カサブの塩田。「砂漠の中に塩田?」と不思議に思いましたが、アラビア半島は古代には海の底だったそうで、今でも深井戸を掘ると塩水が出るため、カサブでは昔から塩作りが行われていたそうです。

2000年代のリヤド
約10年ぶりに、サウジアラビアの首都リヤドに再赴任しました。インターネットが解禁され、我が家も常時接続・無線LANでした。スピードはせいぜい500kbpsと遅く、色っぽいサイトを中心にアクセス不可のサイトも多かったです。
それにしても、1回めの赴任時はパリのコンピュサーブに国際電話をかけ、そこ経由で日本のニフティサーブにログインして、細々と電子メールのやりとりをしていたことを思うと隔世の感がありました。
強大なオイルマネーを背景に、経済発展は順調そのもの。昔住んでいたアルコザマセンターも取り壊され周辺はすっかり再開発され、タケノコのようなファイサリーヤタワーがニョキッと建っていました。展望台に上るとリヤドの町が360度見渡せます。遠くの正面にはキングダムタワーが。



ファイサリーヤタワーと並んでリヤドを象徴する建物のひとつ、まるで栓抜きのようなキングダムタワー。展望台では、昔と違って記念写真を撮る人が多かったです。ただし、女性は相変わらず顔をベールで隠したままでした。記念になるのかな。



奇抜というか遊び心あふれるデザインの建物が増えました。町中で大っぴらに写真を撮るわけにもいかず、あまり写真は残っていませんが、このどこか魚に見えてしまうビルはお気に入りのひとつでした。


リヤドのモスク
写真を嫌うサウジアラビア人にカメラを向けるのはご法度です。戒律の厳しいリヤドではとくに。なのでモスクの写真を撮ろうと決め、町中を車でグルグル回った時は終始ドキドキしっぱなしでした。
写真はすべてモスクの外観のみ、中には入っていません。
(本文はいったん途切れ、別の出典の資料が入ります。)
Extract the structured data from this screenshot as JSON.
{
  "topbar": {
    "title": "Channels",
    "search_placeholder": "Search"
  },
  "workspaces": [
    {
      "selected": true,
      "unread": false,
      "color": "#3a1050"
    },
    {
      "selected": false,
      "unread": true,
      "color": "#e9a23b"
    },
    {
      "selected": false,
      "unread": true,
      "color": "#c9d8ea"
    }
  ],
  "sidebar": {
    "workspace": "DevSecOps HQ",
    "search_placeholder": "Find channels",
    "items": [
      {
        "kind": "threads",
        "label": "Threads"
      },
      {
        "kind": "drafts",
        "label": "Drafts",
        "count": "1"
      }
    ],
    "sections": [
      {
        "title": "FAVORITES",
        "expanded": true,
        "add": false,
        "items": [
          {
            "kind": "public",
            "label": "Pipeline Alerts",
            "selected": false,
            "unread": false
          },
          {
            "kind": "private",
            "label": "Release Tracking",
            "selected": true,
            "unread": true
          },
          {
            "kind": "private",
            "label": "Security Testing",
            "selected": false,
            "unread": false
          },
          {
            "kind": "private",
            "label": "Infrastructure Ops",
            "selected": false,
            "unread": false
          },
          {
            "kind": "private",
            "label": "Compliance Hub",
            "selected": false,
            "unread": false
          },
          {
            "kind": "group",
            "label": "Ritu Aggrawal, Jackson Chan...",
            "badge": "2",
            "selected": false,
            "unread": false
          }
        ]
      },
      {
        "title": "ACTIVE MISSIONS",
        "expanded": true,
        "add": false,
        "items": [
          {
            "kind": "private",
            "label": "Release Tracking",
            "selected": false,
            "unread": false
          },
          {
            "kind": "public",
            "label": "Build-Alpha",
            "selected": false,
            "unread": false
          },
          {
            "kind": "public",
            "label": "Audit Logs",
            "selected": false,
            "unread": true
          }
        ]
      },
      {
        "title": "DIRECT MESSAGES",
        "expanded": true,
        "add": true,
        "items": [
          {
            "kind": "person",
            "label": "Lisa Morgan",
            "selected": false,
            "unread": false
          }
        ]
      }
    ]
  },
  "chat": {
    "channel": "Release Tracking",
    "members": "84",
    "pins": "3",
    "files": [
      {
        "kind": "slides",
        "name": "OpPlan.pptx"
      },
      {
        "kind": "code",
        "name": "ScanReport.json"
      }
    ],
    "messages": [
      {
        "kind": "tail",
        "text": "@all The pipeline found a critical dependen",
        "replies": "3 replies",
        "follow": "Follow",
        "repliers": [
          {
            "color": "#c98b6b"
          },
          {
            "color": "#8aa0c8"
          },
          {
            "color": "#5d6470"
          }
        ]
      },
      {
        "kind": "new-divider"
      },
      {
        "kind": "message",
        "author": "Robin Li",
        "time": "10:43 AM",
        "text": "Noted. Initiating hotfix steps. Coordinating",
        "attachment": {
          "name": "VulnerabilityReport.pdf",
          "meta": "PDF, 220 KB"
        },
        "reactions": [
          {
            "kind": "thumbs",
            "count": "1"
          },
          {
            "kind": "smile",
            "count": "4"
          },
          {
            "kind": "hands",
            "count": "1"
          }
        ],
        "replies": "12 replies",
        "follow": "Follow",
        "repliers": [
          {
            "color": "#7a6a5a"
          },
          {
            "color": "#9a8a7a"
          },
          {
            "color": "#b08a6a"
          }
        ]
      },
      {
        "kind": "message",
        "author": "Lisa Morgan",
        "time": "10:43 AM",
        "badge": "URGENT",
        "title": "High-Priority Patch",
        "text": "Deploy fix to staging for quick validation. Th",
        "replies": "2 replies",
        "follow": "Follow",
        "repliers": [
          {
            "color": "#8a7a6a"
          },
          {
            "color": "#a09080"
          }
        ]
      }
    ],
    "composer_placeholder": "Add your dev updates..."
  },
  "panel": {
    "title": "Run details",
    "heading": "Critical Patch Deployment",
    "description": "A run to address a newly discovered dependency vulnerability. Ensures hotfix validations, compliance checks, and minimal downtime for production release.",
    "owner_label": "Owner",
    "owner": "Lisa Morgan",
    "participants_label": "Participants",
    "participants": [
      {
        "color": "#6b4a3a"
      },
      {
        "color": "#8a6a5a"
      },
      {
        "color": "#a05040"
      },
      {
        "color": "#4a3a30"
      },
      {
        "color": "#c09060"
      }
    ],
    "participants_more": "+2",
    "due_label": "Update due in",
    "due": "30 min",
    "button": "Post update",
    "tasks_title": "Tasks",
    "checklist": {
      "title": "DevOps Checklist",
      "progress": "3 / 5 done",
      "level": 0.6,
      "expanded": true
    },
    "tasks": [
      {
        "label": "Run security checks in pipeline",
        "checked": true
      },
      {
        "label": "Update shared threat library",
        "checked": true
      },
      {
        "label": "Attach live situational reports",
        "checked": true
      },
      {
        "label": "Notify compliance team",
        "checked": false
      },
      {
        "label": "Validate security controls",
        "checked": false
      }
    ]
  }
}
異教徒がおいそれと足を踏み入れてはいけないと考えていましたし、ましてや内部の写真を撮るなど、リヤドでは怖くてできませんでした。
写真は50枚ほどありますが、これらは週末の午前中2~3時間で一気に撮ったものです。他にも町にはモスクがまだまだたくさんありました。よくこれだけデザインがあるなと、今見ても感心してしまいます。